The seminar takes place on Monday at 2PM term time in Room C417 in the building of the Faculty of Informatics on a (roughly) weekly schedule.

Fall 2023 – schedule overview

Filip Pokrývka (Masaryk University): Sparse Graphs of Twin-width 2 Have Bounded Tree-width

Monday, September 25, 14:00, room C417

Twin-width is a structural width parameter introduced by Bonnet, Kim, Thomassé and Watrigant [FOCS 2020]. Very briefly, its essence is a gradual reduction (a contraction sequence) of the given graph down to a single vertex while maintaining limited difference of neighbourhoods of the vertices, and it can be seen as widely generalizing several other traditional structural parameters. Having such a sequence at hand allows to solve many otherwise hard problems efficiently. Our paper focuses on a comparison of twin-width to the more traditional tree-width on sparse graphs. Namely, we prove that if a graph G of twin-width at most 2 contains no K_t,t subgraph for some integer t, then the tree-width of G is bounded by a polynomial function of t. As a consequence, for any sparse graph class C we obtain a polynomial time algorithm which for any input graph G∈C either outputs a contraction sequence of width at most c (where c depends only on C), or correctly outputs that G has twin-width more than 2. On the other hand, we present an easy example of a graph class of twin-width 3 with unbounded tree-width, showing that our result cannot be extended to higher values of twin-width.

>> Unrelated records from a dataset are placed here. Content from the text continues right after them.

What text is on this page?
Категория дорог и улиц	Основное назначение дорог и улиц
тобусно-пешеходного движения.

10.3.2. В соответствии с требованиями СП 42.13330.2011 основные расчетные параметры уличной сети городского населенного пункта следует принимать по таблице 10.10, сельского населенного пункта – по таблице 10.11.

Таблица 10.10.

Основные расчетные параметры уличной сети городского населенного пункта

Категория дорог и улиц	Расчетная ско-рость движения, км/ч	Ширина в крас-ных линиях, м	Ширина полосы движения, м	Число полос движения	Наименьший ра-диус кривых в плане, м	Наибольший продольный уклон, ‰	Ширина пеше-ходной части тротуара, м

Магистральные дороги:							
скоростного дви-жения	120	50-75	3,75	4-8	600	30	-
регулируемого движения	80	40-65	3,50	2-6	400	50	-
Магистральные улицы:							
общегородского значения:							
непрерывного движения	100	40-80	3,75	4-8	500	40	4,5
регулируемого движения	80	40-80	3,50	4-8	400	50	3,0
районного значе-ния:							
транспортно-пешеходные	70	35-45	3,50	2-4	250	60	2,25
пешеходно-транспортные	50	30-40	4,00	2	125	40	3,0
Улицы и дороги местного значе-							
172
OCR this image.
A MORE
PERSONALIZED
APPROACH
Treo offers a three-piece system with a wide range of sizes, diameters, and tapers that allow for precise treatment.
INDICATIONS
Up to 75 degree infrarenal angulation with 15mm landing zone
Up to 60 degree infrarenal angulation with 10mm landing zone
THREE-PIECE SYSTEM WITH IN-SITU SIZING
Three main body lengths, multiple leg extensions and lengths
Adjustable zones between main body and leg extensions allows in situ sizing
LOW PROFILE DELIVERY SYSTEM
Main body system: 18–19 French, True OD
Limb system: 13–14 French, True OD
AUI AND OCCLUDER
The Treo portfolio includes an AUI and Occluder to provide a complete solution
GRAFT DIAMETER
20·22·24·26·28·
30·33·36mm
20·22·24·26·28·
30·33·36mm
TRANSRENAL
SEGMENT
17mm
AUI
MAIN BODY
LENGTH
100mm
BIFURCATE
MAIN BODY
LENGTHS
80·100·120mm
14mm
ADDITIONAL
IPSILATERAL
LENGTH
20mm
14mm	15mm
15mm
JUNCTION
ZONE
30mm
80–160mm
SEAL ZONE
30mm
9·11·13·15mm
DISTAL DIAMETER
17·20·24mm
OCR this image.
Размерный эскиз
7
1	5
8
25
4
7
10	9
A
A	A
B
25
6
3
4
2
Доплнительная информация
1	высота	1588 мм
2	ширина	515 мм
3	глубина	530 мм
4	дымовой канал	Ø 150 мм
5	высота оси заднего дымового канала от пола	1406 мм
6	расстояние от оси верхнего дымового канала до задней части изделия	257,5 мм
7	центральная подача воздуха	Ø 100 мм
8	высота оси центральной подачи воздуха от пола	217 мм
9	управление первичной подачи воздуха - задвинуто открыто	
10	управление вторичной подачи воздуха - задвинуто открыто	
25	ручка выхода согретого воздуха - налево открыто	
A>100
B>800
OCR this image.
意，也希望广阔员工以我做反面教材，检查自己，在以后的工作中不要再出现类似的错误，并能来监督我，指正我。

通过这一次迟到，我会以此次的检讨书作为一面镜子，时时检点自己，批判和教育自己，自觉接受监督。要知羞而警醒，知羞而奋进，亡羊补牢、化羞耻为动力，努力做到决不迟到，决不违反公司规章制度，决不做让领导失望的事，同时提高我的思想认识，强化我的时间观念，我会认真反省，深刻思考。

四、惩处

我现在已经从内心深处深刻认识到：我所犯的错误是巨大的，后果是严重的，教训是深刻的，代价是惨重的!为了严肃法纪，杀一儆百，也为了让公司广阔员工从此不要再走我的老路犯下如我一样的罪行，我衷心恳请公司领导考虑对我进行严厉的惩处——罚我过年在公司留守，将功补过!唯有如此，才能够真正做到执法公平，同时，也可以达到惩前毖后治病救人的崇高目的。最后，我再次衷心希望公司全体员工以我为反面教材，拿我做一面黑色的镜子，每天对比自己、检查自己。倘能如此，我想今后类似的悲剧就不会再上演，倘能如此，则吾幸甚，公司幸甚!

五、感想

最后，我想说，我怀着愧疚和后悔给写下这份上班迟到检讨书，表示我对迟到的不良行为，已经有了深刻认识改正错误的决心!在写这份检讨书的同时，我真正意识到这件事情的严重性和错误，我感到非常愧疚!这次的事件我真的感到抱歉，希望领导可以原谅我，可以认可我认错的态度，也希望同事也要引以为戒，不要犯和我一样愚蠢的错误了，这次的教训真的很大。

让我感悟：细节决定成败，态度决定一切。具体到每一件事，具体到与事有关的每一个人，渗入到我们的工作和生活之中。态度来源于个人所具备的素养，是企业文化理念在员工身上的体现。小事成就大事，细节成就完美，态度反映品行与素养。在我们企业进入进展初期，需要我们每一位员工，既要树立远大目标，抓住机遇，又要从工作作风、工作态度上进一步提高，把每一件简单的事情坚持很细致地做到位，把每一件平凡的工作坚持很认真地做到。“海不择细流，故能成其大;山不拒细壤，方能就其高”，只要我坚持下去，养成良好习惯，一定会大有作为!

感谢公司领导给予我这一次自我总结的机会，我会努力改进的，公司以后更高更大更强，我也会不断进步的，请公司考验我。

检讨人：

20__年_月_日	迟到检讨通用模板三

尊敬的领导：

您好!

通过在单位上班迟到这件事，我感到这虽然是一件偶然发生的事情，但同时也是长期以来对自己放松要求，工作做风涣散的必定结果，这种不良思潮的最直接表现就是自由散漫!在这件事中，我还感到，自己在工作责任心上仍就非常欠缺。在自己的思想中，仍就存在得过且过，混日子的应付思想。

Joint work with Benjamin Bergougnoux, Jakub Gajarský, Grzegorz Guśpiel, Petr Hliněný, and Marek Sokołowski

Ehsan Goharshady(IST Austria): Non-Termination: Program Reversal and Invariant Generation

Monday, October 02, 14:00, room C417

Proving the non-termination of programs is a fundamental challenge in the field of program analysis and verification. While verifying that a program always terminates is crucial for safety and reliability, the complement, non-termination proving, can be equally important for detecting bugs and verifying security-critical and real-time systems. In this talk, we will explore an approach for non-termination proving of polynomial programs via invariant generation techniques and program reversal.